How to Remove Scleral Lenses

There are 2 ways to remove scleral contact lenses: with your fingers, or with the aid of the suction cup.

  1. Try Scleral Lenses Thumbnail.jpg

    Insert a drop of preservative-free saline solution or artificial tears to loosen the lens.

  2. Look down onto a flat surface (a mirror or towel can be placed there).
  3. Use your middle finger to open your eyelid wider than the lens diameter.
  4. Put one finger on the lower lid and one finger on the upper lid,
  5. Don't put your finger on the lens itself.
  6. The lids should be on the outside of the lens.  The top lid at the top edge of the lens and the bottom lid at the bottom edge of the lens.  If the lid is not at the edge of the lens, the lens will not come out.
  7. Gently push on both sides and the lens will come out.

Method 2 - Suction Tool

  1. While looking at a mirror in front of you, hold your bottom lid open.
  2. Using the suction tool, remove the lens by tilting the lens up and out of the eye.

How To Care for Your Scleral Lenses

We are here to help you.  If you need help, call us and we will walk you through it.  In our office, we always have patients do this 3 times so you can learn how to do this and you have the confidence that you will be able to do this at home.
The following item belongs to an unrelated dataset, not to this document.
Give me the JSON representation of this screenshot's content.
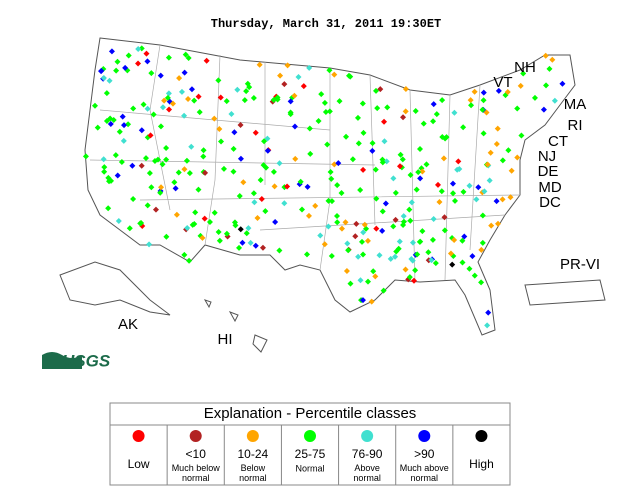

Never use tap water in any area of lens care, whether to rinse or fill your lens case. Tap water contains a multitude of dangerous microorganisms, including acanthamoeba, that can cause a severe, painful, and sight-threatening infection. Dry your hands, preferably with a lint-free towel, before handling your lenses.

Remove Before Going to Sleep

Most people can comfortably wear scleral contact lenses for up to 12-14 hours at a time. Remove your lenses about an hour before going to sleep.  If your lenses fog up in the middle of the day, it’s best to remove them and try various methods to clear up the fogginess before reinserting.  You can also use lens rewetting drops.

Use a Peroxide Cleaner

We recommend that you use your index finger to clean both sides of the lens  Do that for about 20 seconds on either side.  Then disinfect your lenses using a hydrogen peroxide system that is specific for contact lenses.  Leave them in the peroxide for 6 hours.  The catalyst in the case changes the hydrogen peroxide into water and oxygen gas. If you put the lenses in before they have been in solution for 6 hours, they will sting or burn because the peroxide has not yet turned into water.  Wash he case with warm water and let it air dry.

Routinely Clean and Replace Your Lens Case

it is a good idea to replace your lens case every 3 months to prevent infection due to bacterial contamination.

Clean the storage case every day.

Replace your lenses every year.  Usually about that time, there is buildup on the lens, even with the best cleaning.  At about that time, then lenses start to become warped.  Sometimes, when we go longer than a year, problems ensue.

At Family Eye Care, we can recommend the best wearing schedule for your contact lenses to ensure the highest level of comfort and visual acuity.  Call us to schedule an eye exam and a scleral lens fitting today.

Family Eye Care serves patients from Old Bridge, East Brunswick, Woodbridge, and Edison, all throughout New Jersey.

Q&A

 

Q: Why do I need to use preservative-free solutions to fill the lens?

  • A: Long-term exposure to preservatives can cause corneal toxicity or sensitivity that results in irritation and redness.

Q: How long do my application and removal plungers last?

  • A: Plungers should be replaced every 3 months, or sooner if necessary.